И он думал отравленные думы свои, а вокруг него, вздыхая, плача, тихо молились мужики в лапотках, бабы сморщенные, и, хотя не понимали они ничего из того, что свершалось у алтаря, были они все умилены и согреты тихим старцем и чувствовали себя хоть на время в надежном пристанище…
А тем временем пока в бедной церковке, в убогой ризе, над бедной толпой торжественно совершал богослужение тихий старец – старец-великан, старец-ребенок, – на опушке звенящего вешними песнями леса, на берегу тихо-светлой Шексны, припав к пахучей земле, лежал маленький боярин и, все забыв, привычно, доверчиво, сладостно исповедовал ей, Матери-Деве, грехи свои вольные и невольные, словом, делом и помышлением. И он ясно слышал ответы ее благословляющие и ласковые…

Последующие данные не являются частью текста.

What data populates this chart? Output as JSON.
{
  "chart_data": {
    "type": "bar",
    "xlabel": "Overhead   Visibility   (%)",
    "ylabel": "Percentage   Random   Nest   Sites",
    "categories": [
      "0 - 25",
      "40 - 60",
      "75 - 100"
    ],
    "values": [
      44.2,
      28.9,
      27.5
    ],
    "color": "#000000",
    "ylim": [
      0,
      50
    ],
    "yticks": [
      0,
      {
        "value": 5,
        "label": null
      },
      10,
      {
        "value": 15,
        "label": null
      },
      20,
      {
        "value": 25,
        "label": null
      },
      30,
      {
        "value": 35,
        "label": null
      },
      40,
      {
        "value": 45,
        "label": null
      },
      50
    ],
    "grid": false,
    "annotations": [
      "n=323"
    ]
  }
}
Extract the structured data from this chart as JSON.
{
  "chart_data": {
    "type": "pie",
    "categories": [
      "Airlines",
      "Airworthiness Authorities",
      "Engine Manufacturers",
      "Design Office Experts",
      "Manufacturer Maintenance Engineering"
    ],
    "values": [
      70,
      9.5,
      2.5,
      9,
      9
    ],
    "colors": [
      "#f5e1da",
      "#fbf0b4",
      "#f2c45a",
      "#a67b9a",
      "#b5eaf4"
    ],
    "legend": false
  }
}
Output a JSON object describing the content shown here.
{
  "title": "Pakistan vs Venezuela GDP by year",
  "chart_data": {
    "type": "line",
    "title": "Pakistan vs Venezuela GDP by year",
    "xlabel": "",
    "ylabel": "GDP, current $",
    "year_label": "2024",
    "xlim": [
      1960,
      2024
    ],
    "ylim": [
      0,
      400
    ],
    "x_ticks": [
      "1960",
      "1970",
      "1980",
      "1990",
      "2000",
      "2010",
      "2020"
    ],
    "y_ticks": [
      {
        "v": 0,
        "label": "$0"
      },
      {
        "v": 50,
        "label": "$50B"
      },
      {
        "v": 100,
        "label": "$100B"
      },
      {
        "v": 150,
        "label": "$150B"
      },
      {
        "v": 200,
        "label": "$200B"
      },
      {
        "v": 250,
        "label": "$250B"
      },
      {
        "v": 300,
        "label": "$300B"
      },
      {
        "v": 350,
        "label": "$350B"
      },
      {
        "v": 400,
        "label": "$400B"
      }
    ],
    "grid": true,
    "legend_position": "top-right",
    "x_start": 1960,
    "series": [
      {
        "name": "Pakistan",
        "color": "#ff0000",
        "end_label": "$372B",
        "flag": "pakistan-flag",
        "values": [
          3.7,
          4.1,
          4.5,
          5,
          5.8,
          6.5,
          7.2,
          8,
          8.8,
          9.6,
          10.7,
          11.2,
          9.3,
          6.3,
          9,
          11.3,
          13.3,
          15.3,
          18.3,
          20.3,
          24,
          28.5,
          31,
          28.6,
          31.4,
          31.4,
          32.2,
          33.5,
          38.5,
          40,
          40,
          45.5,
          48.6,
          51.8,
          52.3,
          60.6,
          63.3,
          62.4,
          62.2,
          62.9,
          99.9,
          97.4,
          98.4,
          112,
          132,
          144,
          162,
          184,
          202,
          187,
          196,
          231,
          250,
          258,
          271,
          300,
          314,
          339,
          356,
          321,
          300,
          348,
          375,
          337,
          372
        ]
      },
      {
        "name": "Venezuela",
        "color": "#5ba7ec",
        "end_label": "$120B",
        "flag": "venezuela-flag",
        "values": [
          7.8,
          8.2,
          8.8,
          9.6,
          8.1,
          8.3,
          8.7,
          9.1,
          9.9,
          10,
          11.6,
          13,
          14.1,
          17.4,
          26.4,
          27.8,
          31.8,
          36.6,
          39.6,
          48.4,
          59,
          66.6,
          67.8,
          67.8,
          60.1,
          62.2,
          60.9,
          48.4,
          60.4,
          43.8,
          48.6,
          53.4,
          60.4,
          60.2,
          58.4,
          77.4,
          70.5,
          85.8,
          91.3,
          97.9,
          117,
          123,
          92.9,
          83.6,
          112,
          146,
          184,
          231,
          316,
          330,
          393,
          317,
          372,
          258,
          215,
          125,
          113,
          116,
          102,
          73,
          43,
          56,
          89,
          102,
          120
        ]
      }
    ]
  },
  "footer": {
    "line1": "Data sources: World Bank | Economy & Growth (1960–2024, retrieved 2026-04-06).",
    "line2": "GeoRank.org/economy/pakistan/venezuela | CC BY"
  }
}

В беседе со старцем Нилом Вассиан не ошибся: Иосиф Волоколамский, поджигаемый Данилой Агнечем Ходилом – он брал в монастыре все большую и большую силу, – крепко нажимал на великого князя Василия, а тот вместе со стареющей, но такой же неуемной матерью наседал на усталого от жизни Ивана. Старику все более и более казалось, что, в самом деле, нечего искать каких-то там новых путей по жизни, что старые будут понадежнее. Ну хорошо, воспользуется он, например, вольнодумцами, чтобы скрутить попов, а потом те же вольнодумцы, справившись с попами, за него возьмутся. Владыка митрополит намедни сказывал, что лет сто назад такие же еретики в Болгарии были, богумилами прозывались, и они учили не повиноватися властителям своим, хулить богатых, отец духовных ненавидеть, мерзкими Богу мнить работающих царю и всякому рабу не веля работати господину своему… Раскачать все ничего не стоит, а потом?..
– Ну что же, сынок?.. – сказал как-то он сыну-наследнику. – Надо дерзким окорот дать, которые больше других голову подымают…
– Да кто же больше вреды делает, как не княгиня Елена да дьяк твой Федор Курицын? – сказал Василий.
Иван сурово нахмурился.
– Напролом идут только дураки!.. – сказал он сердито. – Елена мне все же сноха, и, пока я жив, я не дам тебе сводить с ней счеты. И дьяка Курицына не дам: он в делах государских понимает куды больше тебя, и таких советников отцовских тебе первому беречи бы надо. Что он за нововеров тянул, так это, может, потому, что это мне на руку было, а увидит поворот у меня, и сам повернет. Ты должен о деле государском думать, как лутче Руси порядок дать, а ты думаешь только, как бы нагадить тем, кто тебе не люб… Пошел!